The council is also responsible for maintaining a direct formal connection with the Diocese of Rupert's Land. The council has representation from both the Diocese and from Assemble, including at least 1 student. All Fellows and Officers of the college are members of Assembly, which also includes representation from students of the college and Diocesan Council.

While having its own Council and Assembly, in all academic matters other than the Theology program, the college is subject to the regulations of the University of Manitoba Senate.
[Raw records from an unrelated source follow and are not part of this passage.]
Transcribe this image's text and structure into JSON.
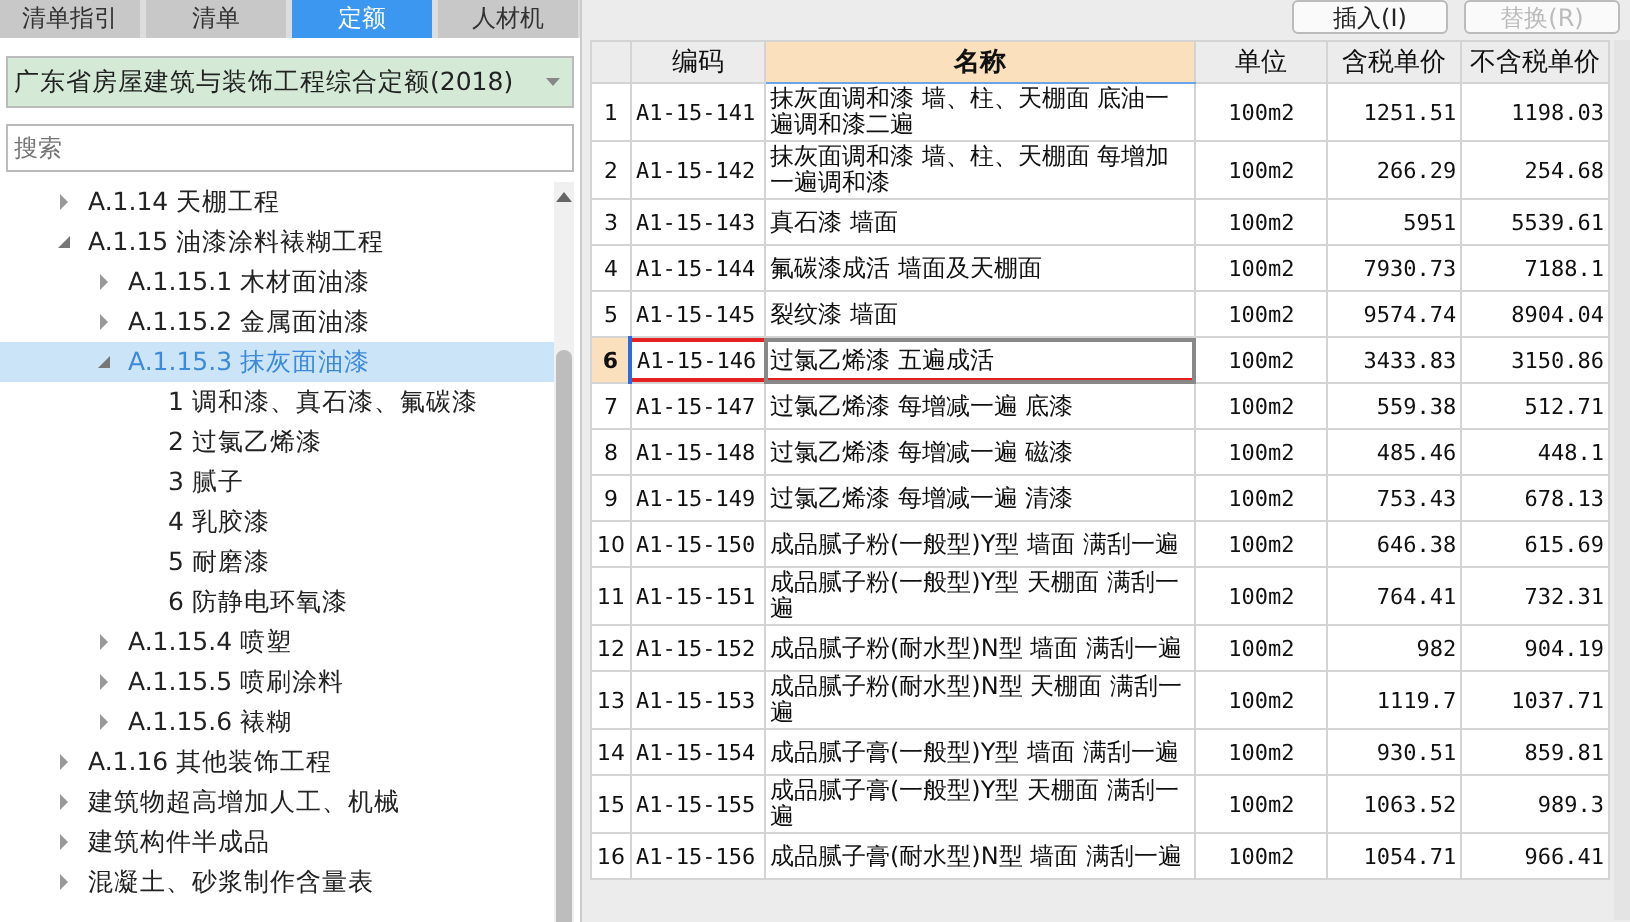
{
  "tabs": [
    {
      "label": "清单指引",
      "selected": false
    },
    {
      "label": "清单",
      "selected": false
    },
    {
      "label": "定额",
      "selected": true
    },
    {
      "label": "人材机",
      "selected": false
    }
  ],
  "library_dropdown": {
    "value": "广东省房屋建筑与装饰工程综合定额(2018)"
  },
  "search": {
    "placeholder": "搜索"
  },
  "tree": [
    {
      "label": "A.1.14 天棚工程",
      "expanded": false,
      "selected": false
    },
    {
      "label": "A.1.15 油漆涂料裱糊工程",
      "expanded": true,
      "selected": false,
      "children": [
        {
          "label": "A.1.15.1 木材面油漆",
          "expanded": false,
          "selected": false
        },
        {
          "label": "A.1.15.2 金属面油漆",
          "expanded": false,
          "selected": false
        },
        {
          "label": "A.1.15.3 抹灰面油漆",
          "expanded": true,
          "selected": true,
          "children": [
            {
              "label": "1 调和漆、真石漆、氟碳漆",
              "selected": false
            },
            {
              "label": "2 过氯乙烯漆",
              "selected": false
            },
            {
              "label": "3 腻子",
              "selected": false
            },
            {
              "label": "4 乳胶漆",
              "selected": false
            },
            {
              "label": "5 耐磨漆",
              "selected": false
            },
            {
              "label": "6 防静电环氧漆",
              "selected": false
            }
          ]
        },
        {
          "label": "A.1.15.4 喷塑",
          "expanded": false,
          "selected": false
        },
        {
          "label": "A.1.15.5 喷刷涂料",
          "expanded": false,
          "selected": false
        },
        {
          "label": "A.1.15.6 裱糊",
          "expanded": false,
          "selected": false
        }
      ]
    },
    {
      "label": "A.1.16 其他装饰工程",
      "expanded": false,
      "selected": false
    },
    {
      "label": "建筑物超高增加人工、机械",
      "expanded": false,
      "selected": false
    },
    {
      "label": "建筑构件半成品",
      "expanded": false,
      "selected": false
    },
    {
      "label": "混凝土、砂浆制作含量表",
      "expanded": false,
      "selected": false
    }
  ],
  "toolbar": [
    {
      "label": "插入(I)",
      "disabled": false
    },
    {
      "label": "替换(R)",
      "disabled": true
    }
  ],
  "table": {
    "columns": [
      "编码",
      "名称",
      "单位",
      "含税单价",
      "不含税单价"
    ],
    "rows": [
      {
        "no": "1",
        "code": "A1-15-141",
        "name": "抹灰面调和漆 墙、柱、天棚面 底油一遍调和漆二遍",
        "unit": "100m2",
        "price_tax": "1251.51",
        "price_notax": "1198.03",
        "selected": false
      },
      {
        "no": "2",
        "code": "A1-15-142",
        "name": "抹灰面调和漆 墙、柱、天棚面 每增加一遍调和漆",
        "unit": "100m2",
        "price_tax": "266.29",
        "price_notax": "254.68",
        "selected": false
      },
      {
        "no": "3",
        "code": "A1-15-143",
        "name": "真石漆 墙面",
        "unit": "100m2",
        "price_tax": "5951",
        "price_notax": "5539.61",
        "selected": false
      },
      {
        "no": "4",
        "code": "A1-15-144",
        "name": "氟碳漆成活 墙面及天棚面",
        "unit": "100m2",
        "price_tax": "7930.73",
        "price_notax": "7188.1",
        "selected": false
      },
      {
        "no": "5",
        "code": "A1-15-145",
        "name": "裂纹漆 墙面",
        "unit": "100m2",
        "price_tax": "9574.74",
        "price_notax": "8904.04",
        "selected": false
      },
      {
        "no": "6",
        "code": "A1-15-146",
        "name": "过氯乙烯漆 五遍成活",
        "unit": "100m2",
        "price_tax": "3433.83",
        "price_notax": "3150.86",
        "selected": true
      },
      {
        "no": "7",
        "code": "A1-15-147",
        "name": "过氯乙烯漆 每增减一遍 底漆",
        "unit": "100m2",
        "price_tax": "559.38",
        "price_notax": "512.71",
        "selected": false
      },
      {
        "no": "8",
        "code": "A1-15-148",
        "name": "过氯乙烯漆 每增减一遍 磁漆",
        "unit": "100m2",
        "price_tax": "485.46",
        "price_notax": "448.1",
        "selected": false
      },
      {
        "no": "9",
        "code": "A1-15-149",
        "name": "过氯乙烯漆 每增减一遍 清漆",
        "unit": "100m2",
        "price_tax": "753.43",
        "price_notax": "678.13",
        "selected": false
      },
      {
        "no": "10",
        "code": "A1-15-150",
        "name": "成品腻子粉(一般型)Y型 墙面 满刮一遍",
        "unit": "100m2",
        "price_tax": "646.38",
        "price_notax": "615.69",
        "selected": false
      },
      {
        "no": "11",
        "code": "A1-15-151",
        "name": "成品腻子粉(一般型)Y型 天棚面 满刮一遍",
        "unit": "100m2",
        "price_tax": "764.41",
        "price_notax": "732.31",
        "selected": false
      },
      {
        "no": "12",
        "code": "A1-15-152",
        "name": "成品腻子粉(耐水型)N型 墙面 满刮一遍",
        "unit": "100m2",
        "price_tax": "982",
        "price_notax": "904.19",
        "selected": false
      },
      {
        "no": "13",
        "code": "A1-15-153",
        "name": "成品腻子粉(耐水型)N型 天棚面 满刮一遍",
        "unit": "100m2",
        "price_tax": "1119.7",
        "price_notax": "1037.71",
        "selected": false
      },
      {
        "no": "14",
        "code": "A1-15-154",
        "name": "成品腻子膏(一般型)Y型 墙面 满刮一遍",
        "unit": "100m2",
        "price_tax": "930.51",
        "price_notax": "859.81",
        "selected": false
      },
      {
        "no": "15",
        "code": "A1-15-155",
        "name": "成品腻子膏(一般型)Y型 天棚面 满刮一遍",
        "unit": "100m2",
        "price_tax": "1063.52",
        "price_notax": "989.3",
        "selected": false
      },
      {
        "no": "16",
        "code": "A1-15-156",
        "name": "成品腻子膏(耐水型)N型 墙面 满刮一遍",
        "unit": "100m2",
        "price_tax": "1054.71",
        "price_notax": "966.41",
        "selected": false
      }
    ]
  }
}
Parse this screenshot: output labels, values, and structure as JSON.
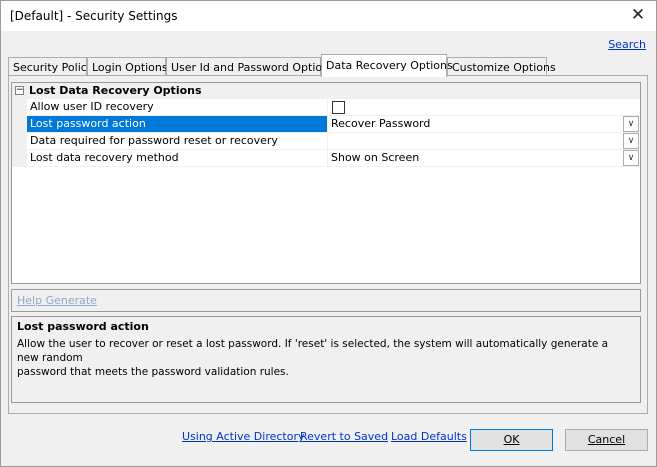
{
  "window": {
    "title": "[Default] - Security Settings",
    "close_symbol": "✕"
  },
  "search_link": "Search",
  "tabs": [
    {
      "label": "Security Policy",
      "active": false
    },
    {
      "label": "Login Options",
      "active": false
    },
    {
      "label": "User Id and Password Options",
      "active": false
    },
    {
      "label": "Data Recovery Options",
      "active": true
    },
    {
      "label": "Customize Options",
      "active": false
    }
  ],
  "grid": {
    "category": {
      "label": "Lost Data Recovery Options",
      "expander": "−"
    },
    "properties": [
      {
        "name": "Allow user ID recovery",
        "value": "",
        "editor": "checkbox",
        "checked": false,
        "selected": false
      },
      {
        "name": "Lost password action",
        "value": "Recover Password",
        "editor": "dropdown",
        "selected": true
      },
      {
        "name": "Data required for password reset or recovery",
        "value": "",
        "editor": "dropdown",
        "selected": false
      },
      {
        "name": "Lost data recovery method",
        "value": "Show on Screen",
        "editor": "dropdown",
        "selected": false
      }
    ],
    "dropdown_icon": "chevron-down-icon",
    "selection_color": "#0078d7"
  },
  "command_pane": {
    "link": "Help Generate"
  },
  "help_pane": {
    "title": "Lost password action",
    "line1": "Allow the user to recover or reset a lost password.  If 'reset' is selected, the system will automatically generate a new random",
    "line2": "password that meets the password validation rules."
  },
  "footer": {
    "links": [
      "Using Active Directory",
      "Revert to Saved",
      "Load Defaults"
    ],
    "ok_label": "OK",
    "cancel_label": "Cancel"
  }
}
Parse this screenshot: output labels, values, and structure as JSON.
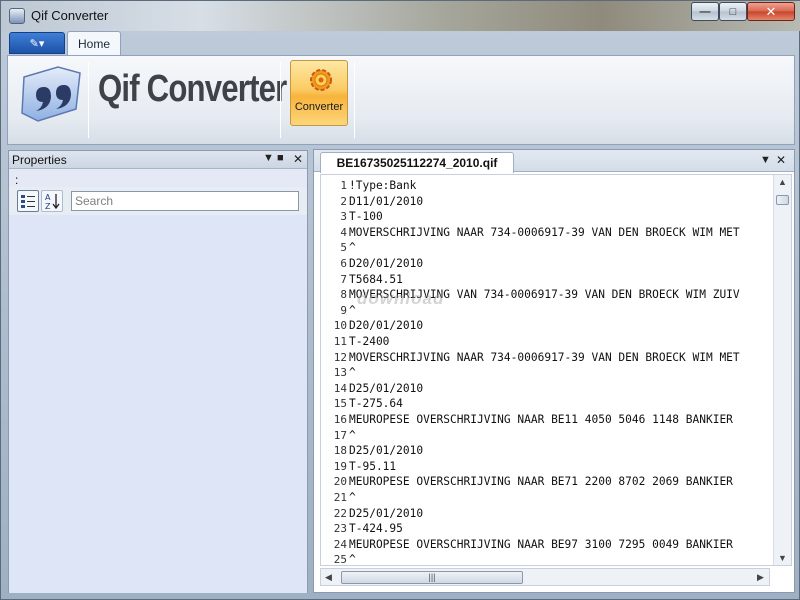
{
  "window": {
    "title": "Qif Converter",
    "min_icon": "minimize-icon",
    "max_icon": "maximize-icon",
    "close_icon": "close-icon"
  },
  "ribbon": {
    "app_menu_icon": "pencil-icon",
    "tabs": [
      {
        "label": "Home"
      }
    ],
    "logo_text": "Qif Converter",
    "converter_button": {
      "label": "Converter",
      "icon": "gear-star-icon"
    }
  },
  "properties": {
    "title": "Properties",
    "prefix": ":",
    "search_placeholder": "Search",
    "search_value": "",
    "buttons": [
      "categorized-icon",
      "sort-alpha-icon"
    ]
  },
  "document": {
    "tab_label": "BE16735025112274_2010.qif",
    "lines": [
      {
        "n": "1",
        "text": "!Type:Bank"
      },
      {
        "n": "2",
        "text": "D11/01/2010"
      },
      {
        "n": "3",
        "text": "T-100"
      },
      {
        "n": "4",
        "text": "MOVERSCHRIJVING NAAR 734-0006917-39 VAN DEN BROECK WIM MET"
      },
      {
        "n": "5",
        "text": "^"
      },
      {
        "n": "6",
        "text": "D20/01/2010"
      },
      {
        "n": "7",
        "text": "T5684.51"
      },
      {
        "n": "8",
        "text": "MOVERSCHRIJVING VAN 734-0006917-39 VAN DEN BROECK WIM ZUIV"
      },
      {
        "n": "9",
        "text": "^"
      },
      {
        "n": "10",
        "text": "D20/01/2010"
      },
      {
        "n": "11",
        "text": "T-2400"
      },
      {
        "n": "12",
        "text": "MOVERSCHRIJVING NAAR 734-0006917-39 VAN DEN BROECK WIM MET"
      },
      {
        "n": "13",
        "text": "^"
      },
      {
        "n": "14",
        "text": "D25/01/2010"
      },
      {
        "n": "15",
        "text": "T-275.64"
      },
      {
        "n": "16",
        "text": "MEUROPESE OVERSCHRIJVING NAAR BE11 4050 5046 1148 BANKIER"
      },
      {
        "n": "17",
        "text": "^"
      },
      {
        "n": "18",
        "text": "D25/01/2010"
      },
      {
        "n": "19",
        "text": "T-95.11"
      },
      {
        "n": "20",
        "text": "MEUROPESE OVERSCHRIJVING NAAR BE71 2200 8702 2069 BANKIER"
      },
      {
        "n": "21",
        "text": "^"
      },
      {
        "n": "22",
        "text": "D25/01/2010"
      },
      {
        "n": "23",
        "text": "T-424.95"
      },
      {
        "n": "24",
        "text": "MEUROPESE OVERSCHRIJVING NAAR BE97 3100 7295 0049 BANKIER"
      },
      {
        "n": "25",
        "text": "^"
      }
    ]
  },
  "watermark": "download"
}
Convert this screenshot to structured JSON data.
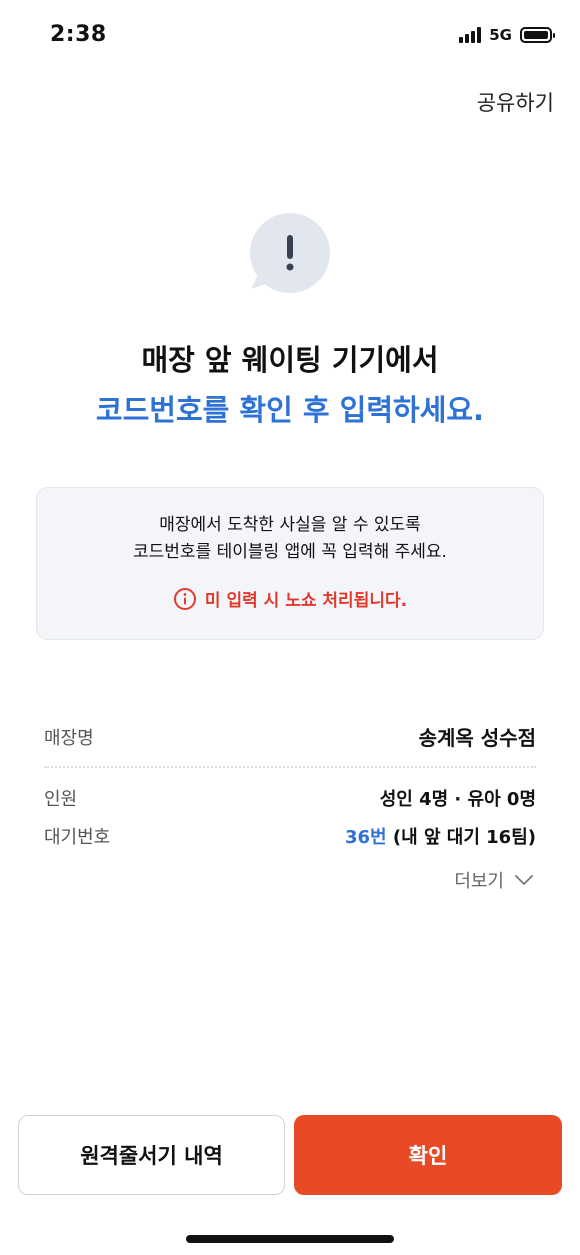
{
  "status_bar": {
    "time": "2:38",
    "network": "5G"
  },
  "header": {
    "share_label": "공유하기"
  },
  "headline": {
    "line1": "매장 앞 웨이팅 기기에서",
    "line2": "코드번호를 확인 후 입력하세요."
  },
  "notice": {
    "line1": "매장에서 도착한 사실을 알 수 있도록",
    "line2": "코드번호를 테이블링 앱에 꼭 입력해 주세요.",
    "warning": "미 입력 시 노쇼 처리됩니다."
  },
  "info": {
    "store_label": "매장명",
    "store_value": "송계옥 성수점",
    "people_label": "인원",
    "people_value": "성인 4명 · 유아 0명",
    "wait_label": "대기번호",
    "wait_number": "36번",
    "wait_detail": "(내 앞 대기 16팀)",
    "more_label": "더보기"
  },
  "buttons": {
    "history_label": "원격줄서기 내역",
    "confirm_label": "확인"
  },
  "colors": {
    "accent_blue": "#2f72d6",
    "warning_red": "#e03a2e",
    "confirm_orange": "#e84a26"
  }
}
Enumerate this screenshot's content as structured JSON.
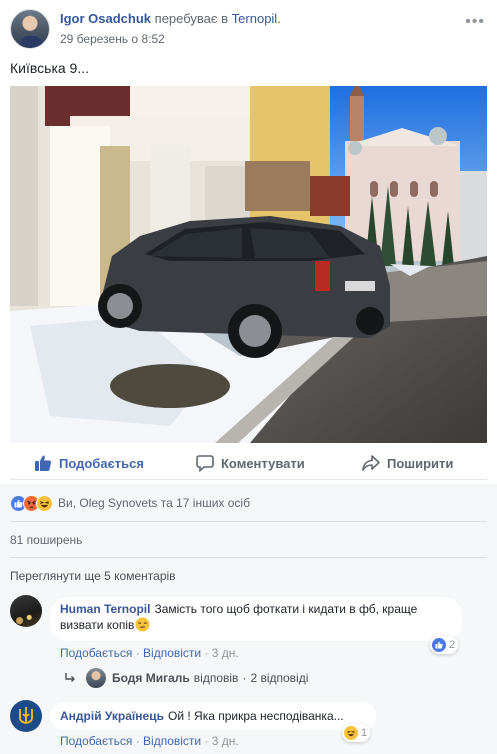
{
  "post": {
    "author": "Igor Osadchuk",
    "action_text": "перебуває в",
    "place": "Ternopil.",
    "timestamp": "29 березень о 8:52",
    "text": "Київська 9...",
    "more_icon": "ellipsis-icon",
    "photo_description_icon": "photo-parked-suv-on-sidewalk"
  },
  "actions": {
    "like": "Подобається",
    "comment": "Коментувати",
    "share": "Поширити"
  },
  "reactions": {
    "icons": [
      "like-icon",
      "angry-icon",
      "haha-icon"
    ],
    "summary": "Ви, Oleg Synovets та 17 інших осіб"
  },
  "shares": "81 поширень",
  "view_more": "Переглянути ще 5 коментарів",
  "comments": [
    {
      "author": "Human Ternopil",
      "text": "Замість того щоб фоткати і кидати в фб, краще визвати копів",
      "emoji_icon": "unamused-face-icon",
      "like_label": "Подобається",
      "reply_label": "Відповісти",
      "age": "3 дн.",
      "reaction_icon": "like-icon",
      "reaction_count": "2",
      "reply_summary": {
        "author": "Бодя Мигаль",
        "verb": "відповів",
        "count_text": "2 відповіді"
      }
    },
    {
      "author": "Андрій Українець",
      "text": "Ой ! Яка прикра несподіванка...",
      "like_label": "Подобається",
      "reply_label": "Відповісти",
      "age": "3 дн.",
      "reaction_icon": "haha-icon",
      "reaction_count": "1"
    }
  ],
  "colors": {
    "link_blue": "#365899",
    "like_blue": "#4267b2",
    "meta_gray": "#90949c",
    "summary_bg": "#f6f7f9"
  }
}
Wardens of St. John's College
| Period | Head |
|---|---|
| 1866–73 | John Mclean |
| 1873–1904 | Robert Machray |
| 1904–21 | George Frederick Coombes |
| 1921–34 | George Anderson Wells |
| 1935–41 | Walter Foster Barfoot |
| 1941–43 | R. S. K. Seeley |
| 1943–50 | R. J. Pierce |
| 1950–60 | Laurence Frank “Laurie” Wilmot |
| 1961–68 | Cecil C. Landon |
| 1968–70 | Blake Wood [acting] |
| 1970–80 | James R. Brown |
| 1985-86 | Francis Carroll [acting] |
| 1980–97 | Murdith McLean |
| 1992–93 | Mary Kinnear [acting] |
| 1997–2011 | Janet A. Hoskins |
| 2011–2021 | Christopher G. Trott |
| 2021-Present | Allison Abra |

== Student life ==
The college has its own residence for students attending the University of Manitoba, which has a membership of 100 students.

Students at St. John's are represented by the St. John's College Students' Association (SJCSA).

== Sport ==
See the St.John's Rugby Football Club for an early Canadian football team founded and operated for 31 seasons by St. John's College students.